Search code examples
hivepysparkparquet

Failing to overwrite parquet hive table in pyspark


Using: spark 1.5.2, hive 1.2 I have an external hive table in parquet format. I created a .py script that selects from my_table into a dataframe, does some transforms and then attempts to write back into the original table.

I've tried the following methods:

  1. df.write.insertInto('table_name', overwrite='true').

This throws the following error:

pyspark.sql.utils.AnalysisException: Cannot insert overwrite into table that is also being read from.

  1. df.write.mode('overwrite').parquet('my_path')
  2. df.write.parquet('my_path', mode='overwrite')
  3. df.write.save('my_path', format='parquet', mode = 'overwrite')

These all seem to throw this error:

ERROR Client fs/client/fileclient/cc/client.cc:1802 Thread: 620 Open failed for file /my_path/part-r-00084-9, LookupFid error No such file or directory(2) 2016-04-26 16:47:17,0942 ERROR JniCommon fs/client/fileclient/cc/jni_MapRClient.cc:2488 Thread: 620 getBlockInfo failed, Could not open file /my_path/part-r-00084-9 16/04/26 16:47:17 WARN DAGScheduler: Creating new stage failed due to exception - job: 16

**Note that method 1 above works fine if the file format is orc, but throws that error for parquet.

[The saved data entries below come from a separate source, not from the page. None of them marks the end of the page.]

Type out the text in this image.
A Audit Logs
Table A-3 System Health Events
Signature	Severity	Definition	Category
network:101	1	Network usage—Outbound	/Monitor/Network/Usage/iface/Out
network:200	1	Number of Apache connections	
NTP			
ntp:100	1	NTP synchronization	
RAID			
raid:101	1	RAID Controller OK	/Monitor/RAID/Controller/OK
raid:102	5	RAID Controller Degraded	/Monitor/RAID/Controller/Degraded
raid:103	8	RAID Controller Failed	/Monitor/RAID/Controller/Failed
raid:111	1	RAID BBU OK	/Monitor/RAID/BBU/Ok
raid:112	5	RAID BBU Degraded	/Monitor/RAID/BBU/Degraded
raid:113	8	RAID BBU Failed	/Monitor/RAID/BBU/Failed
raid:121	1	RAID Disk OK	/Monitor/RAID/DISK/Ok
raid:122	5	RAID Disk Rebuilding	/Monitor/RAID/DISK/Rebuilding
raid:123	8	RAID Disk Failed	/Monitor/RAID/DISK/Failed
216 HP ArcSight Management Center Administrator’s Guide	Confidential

Any suggestions would be greatly appreciated!


Solution

  • From everything I've found thus far, the solution for reading and writing back into a parquet formatted file seems to be to write to a temporary/staging directory, delete the original directory, and then rename the temporary directory to your original. To do this in pyspark you will need the following commands:

    import os
    import shutil
    shutil.rmtree('my_tmp_path')
    os.rename('my_tmp_path', 'my_path)